I'm creating a custom plugin containing a recipe that evaluates a machine learning model and outputs a DSS Dataset with performance metrics (it is very similar to the in-built Evaluate recipe). However, each time I train the model, I would like to append the new performance record to the already-existing Dataset rather than overwriting it.
The code I'm using at the end of my plugin recipe to produce such Dataset is the following:
output_dataset_name = get_output_names_for_role('output_perf')[0] performance_metrics = dataiku.Dataset(output_dataset_name) performance_metrics.write_with_schema(metrics_df)
metrics_df is the new record of performances that I would like to append to the existing Dataset.
I know that write_with_schema overwrites the existing dataset, but in the docs I couldn't find an argument or another method that appends a pandas dataframe to an existing DSS Dataset. Is there a way to achieve my objective?
Best Answer
-
Hi @RicSpd
In the Input/Output tab of your Python recipe, you should tick the option to Append instead of override.

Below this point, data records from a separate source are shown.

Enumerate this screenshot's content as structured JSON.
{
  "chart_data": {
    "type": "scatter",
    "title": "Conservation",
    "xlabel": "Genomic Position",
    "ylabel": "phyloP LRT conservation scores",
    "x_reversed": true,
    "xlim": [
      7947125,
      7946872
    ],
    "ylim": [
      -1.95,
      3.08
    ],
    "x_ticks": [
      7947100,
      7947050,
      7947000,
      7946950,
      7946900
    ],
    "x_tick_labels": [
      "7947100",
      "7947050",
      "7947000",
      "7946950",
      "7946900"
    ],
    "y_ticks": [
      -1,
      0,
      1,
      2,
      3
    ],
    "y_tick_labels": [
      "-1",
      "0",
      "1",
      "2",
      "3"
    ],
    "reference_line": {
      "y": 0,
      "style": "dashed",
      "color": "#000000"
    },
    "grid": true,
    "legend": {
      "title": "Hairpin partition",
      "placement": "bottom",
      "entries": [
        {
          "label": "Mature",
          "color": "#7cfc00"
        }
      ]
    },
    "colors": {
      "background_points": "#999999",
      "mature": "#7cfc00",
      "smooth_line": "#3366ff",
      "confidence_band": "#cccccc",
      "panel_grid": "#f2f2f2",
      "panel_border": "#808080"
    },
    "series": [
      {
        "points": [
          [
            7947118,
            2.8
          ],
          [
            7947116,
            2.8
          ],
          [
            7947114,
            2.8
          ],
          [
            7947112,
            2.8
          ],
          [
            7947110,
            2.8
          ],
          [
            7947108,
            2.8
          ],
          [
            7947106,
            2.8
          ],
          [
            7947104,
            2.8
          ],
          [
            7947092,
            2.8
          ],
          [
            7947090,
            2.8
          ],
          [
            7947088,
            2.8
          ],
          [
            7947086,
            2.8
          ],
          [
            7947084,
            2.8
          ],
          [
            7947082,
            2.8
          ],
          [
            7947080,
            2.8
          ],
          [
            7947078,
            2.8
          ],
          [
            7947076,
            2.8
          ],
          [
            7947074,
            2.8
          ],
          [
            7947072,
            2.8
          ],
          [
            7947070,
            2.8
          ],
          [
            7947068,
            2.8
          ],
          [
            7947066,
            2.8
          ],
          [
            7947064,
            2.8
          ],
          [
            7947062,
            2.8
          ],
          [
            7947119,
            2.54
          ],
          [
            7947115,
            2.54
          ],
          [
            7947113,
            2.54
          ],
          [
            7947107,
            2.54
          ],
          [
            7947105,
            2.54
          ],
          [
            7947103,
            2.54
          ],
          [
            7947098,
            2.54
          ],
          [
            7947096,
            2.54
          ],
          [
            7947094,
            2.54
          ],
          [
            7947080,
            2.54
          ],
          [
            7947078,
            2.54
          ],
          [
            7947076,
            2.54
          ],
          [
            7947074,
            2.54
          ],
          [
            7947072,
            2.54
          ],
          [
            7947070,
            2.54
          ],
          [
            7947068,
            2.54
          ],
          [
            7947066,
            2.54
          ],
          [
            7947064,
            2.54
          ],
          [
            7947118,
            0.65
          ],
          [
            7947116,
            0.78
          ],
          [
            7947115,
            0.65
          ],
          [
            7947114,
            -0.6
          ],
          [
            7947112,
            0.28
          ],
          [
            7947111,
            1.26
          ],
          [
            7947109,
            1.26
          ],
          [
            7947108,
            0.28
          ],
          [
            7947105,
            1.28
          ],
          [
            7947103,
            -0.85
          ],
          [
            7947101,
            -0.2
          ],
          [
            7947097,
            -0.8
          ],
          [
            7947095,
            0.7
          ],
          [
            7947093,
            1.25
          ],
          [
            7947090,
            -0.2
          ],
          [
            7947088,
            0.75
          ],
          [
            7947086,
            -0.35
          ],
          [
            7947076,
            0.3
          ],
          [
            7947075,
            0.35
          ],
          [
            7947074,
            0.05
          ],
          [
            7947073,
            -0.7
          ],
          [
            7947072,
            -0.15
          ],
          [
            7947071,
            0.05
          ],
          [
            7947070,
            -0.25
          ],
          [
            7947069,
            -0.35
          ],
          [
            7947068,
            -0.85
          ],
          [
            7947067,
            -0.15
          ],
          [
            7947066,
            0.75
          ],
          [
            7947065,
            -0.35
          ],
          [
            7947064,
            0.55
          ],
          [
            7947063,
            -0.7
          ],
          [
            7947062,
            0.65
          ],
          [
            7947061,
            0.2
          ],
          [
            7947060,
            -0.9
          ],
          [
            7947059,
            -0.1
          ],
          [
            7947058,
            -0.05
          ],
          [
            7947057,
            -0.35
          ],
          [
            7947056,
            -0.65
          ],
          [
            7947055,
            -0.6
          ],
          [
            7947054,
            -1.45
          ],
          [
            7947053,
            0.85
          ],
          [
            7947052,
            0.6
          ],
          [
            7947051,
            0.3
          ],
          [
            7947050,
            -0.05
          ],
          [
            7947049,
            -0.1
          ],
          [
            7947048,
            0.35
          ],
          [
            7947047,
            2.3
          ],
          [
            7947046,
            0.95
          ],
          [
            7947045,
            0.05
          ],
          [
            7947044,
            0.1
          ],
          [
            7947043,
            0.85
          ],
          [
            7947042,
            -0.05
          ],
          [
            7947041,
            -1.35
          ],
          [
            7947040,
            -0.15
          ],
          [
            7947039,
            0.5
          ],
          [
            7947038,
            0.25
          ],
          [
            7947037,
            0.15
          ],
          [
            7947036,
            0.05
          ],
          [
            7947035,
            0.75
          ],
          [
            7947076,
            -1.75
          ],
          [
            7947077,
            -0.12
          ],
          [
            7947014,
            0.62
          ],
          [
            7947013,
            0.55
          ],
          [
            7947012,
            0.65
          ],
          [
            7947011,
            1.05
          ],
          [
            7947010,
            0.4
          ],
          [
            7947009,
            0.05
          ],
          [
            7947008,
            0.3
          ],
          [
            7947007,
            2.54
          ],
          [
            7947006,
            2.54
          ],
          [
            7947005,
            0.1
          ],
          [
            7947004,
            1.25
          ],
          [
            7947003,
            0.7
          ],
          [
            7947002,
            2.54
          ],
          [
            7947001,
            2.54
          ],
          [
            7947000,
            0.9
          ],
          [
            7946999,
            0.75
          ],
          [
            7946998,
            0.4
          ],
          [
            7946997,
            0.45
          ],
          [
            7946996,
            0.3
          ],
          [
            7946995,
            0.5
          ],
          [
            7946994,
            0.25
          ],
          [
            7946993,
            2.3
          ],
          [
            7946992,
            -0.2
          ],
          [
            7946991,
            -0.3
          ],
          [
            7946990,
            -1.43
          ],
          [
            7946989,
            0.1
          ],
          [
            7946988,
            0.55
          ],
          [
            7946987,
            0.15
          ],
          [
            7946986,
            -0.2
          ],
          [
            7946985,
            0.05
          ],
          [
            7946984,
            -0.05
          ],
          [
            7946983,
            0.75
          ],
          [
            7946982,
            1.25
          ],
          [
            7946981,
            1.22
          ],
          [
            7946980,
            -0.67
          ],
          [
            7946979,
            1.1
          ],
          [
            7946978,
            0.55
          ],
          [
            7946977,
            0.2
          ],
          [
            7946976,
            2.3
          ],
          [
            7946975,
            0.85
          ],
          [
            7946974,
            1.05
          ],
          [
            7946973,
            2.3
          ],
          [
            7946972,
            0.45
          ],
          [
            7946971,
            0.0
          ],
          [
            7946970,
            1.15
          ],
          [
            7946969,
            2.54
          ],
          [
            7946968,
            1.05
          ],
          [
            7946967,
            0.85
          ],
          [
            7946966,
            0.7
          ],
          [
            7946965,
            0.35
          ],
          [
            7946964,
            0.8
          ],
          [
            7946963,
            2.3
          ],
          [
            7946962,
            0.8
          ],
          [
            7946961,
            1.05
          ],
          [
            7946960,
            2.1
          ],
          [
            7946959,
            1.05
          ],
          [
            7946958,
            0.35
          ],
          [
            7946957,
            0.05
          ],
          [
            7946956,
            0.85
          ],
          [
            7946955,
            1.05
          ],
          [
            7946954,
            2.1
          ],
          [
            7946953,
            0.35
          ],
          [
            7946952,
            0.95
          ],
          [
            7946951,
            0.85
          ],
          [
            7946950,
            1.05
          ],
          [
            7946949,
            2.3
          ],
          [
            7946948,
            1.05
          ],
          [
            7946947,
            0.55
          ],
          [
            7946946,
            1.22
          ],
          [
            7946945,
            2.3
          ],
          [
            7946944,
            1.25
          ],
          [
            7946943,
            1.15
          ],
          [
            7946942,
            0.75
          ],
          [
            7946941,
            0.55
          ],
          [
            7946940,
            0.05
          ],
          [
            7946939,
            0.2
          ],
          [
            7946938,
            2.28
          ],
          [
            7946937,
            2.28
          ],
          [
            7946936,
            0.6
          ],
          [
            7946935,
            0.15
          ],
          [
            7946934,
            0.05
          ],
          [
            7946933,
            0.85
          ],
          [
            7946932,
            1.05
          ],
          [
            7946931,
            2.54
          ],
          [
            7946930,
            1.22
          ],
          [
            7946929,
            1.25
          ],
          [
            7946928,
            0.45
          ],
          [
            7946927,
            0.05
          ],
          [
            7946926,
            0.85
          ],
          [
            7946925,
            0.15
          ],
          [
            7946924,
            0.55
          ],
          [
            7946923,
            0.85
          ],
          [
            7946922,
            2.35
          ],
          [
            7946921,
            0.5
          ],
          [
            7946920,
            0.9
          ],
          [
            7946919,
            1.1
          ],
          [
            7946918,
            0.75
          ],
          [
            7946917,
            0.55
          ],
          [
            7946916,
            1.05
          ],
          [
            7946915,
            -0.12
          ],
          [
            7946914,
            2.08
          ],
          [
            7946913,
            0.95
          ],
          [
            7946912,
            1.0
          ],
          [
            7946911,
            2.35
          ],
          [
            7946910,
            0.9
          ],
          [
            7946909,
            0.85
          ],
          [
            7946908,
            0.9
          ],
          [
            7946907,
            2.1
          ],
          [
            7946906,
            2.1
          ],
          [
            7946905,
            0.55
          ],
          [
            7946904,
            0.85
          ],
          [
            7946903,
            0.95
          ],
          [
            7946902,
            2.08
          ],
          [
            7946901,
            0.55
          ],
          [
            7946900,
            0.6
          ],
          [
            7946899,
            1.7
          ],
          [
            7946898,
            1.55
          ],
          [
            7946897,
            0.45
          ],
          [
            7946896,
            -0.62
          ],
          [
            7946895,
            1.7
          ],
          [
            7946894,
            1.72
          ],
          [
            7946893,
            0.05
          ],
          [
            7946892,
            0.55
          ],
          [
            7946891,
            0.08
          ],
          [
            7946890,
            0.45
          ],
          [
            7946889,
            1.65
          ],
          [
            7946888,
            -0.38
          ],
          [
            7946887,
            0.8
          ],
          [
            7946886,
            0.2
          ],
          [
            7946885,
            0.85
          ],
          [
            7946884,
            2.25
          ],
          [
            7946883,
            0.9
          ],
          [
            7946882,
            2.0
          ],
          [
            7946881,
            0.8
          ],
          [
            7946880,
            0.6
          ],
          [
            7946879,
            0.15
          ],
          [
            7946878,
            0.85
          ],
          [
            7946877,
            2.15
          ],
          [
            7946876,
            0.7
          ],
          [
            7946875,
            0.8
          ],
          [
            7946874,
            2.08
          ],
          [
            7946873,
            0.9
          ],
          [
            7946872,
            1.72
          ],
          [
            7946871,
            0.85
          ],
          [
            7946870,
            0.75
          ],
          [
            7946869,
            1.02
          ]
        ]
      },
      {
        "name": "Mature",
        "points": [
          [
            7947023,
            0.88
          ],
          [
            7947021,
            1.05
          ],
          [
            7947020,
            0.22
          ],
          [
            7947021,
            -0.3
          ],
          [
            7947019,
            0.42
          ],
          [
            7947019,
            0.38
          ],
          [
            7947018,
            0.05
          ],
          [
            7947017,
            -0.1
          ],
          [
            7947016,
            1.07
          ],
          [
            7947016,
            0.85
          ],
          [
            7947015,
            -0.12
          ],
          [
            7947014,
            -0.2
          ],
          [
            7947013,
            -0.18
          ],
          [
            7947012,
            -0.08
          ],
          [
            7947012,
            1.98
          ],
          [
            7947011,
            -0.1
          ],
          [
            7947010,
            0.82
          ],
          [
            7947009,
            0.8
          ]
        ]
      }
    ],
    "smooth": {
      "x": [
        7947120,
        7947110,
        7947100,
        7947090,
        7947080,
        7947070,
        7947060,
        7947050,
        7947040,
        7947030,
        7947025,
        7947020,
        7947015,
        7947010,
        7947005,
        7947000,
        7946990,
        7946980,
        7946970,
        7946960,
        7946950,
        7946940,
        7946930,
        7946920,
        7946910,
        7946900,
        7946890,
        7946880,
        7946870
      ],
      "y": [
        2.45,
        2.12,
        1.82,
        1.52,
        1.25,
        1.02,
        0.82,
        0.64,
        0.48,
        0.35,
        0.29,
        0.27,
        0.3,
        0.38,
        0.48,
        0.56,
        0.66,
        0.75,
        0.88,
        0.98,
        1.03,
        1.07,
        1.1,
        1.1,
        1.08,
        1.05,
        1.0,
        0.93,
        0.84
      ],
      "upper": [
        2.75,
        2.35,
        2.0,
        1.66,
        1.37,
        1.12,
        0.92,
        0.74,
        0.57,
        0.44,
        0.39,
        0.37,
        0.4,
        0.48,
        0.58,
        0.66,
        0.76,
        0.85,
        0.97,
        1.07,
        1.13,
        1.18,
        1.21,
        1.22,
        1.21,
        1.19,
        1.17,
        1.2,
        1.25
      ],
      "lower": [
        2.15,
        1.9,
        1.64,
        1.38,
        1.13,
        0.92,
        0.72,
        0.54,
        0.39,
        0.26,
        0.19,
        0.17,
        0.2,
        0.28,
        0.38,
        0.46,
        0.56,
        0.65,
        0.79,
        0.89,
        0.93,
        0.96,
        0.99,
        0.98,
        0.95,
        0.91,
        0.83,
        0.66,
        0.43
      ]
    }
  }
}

You can also use the write_dataframe method.
Good luck!
Answers
-
eduardcmp Dataiku DSS Core Designer, Dataiku DSS ML Practitioner, Dataiku DSS Adv Designer, Registered Posts: 1 ✭
Hi, I have the same problem but the append instead of overwrite is not working for me... any ideas?
-
I got the same problem which I am not able to append new data without defining append instead of overwrite; but I know why because I have not set related table not in the output; but my question is that what if I want to upload new data with python but not related python; how can I do it?
-
Turribeach Dataiku DSS Core Designer, Neuron, Dataiku DSS Adv Designer, Registered, Neuron 2023 Posts: 2,509 Neuron
This thread has been marked as answered already. Please start a new thread. You can refer to this thread in your new thread.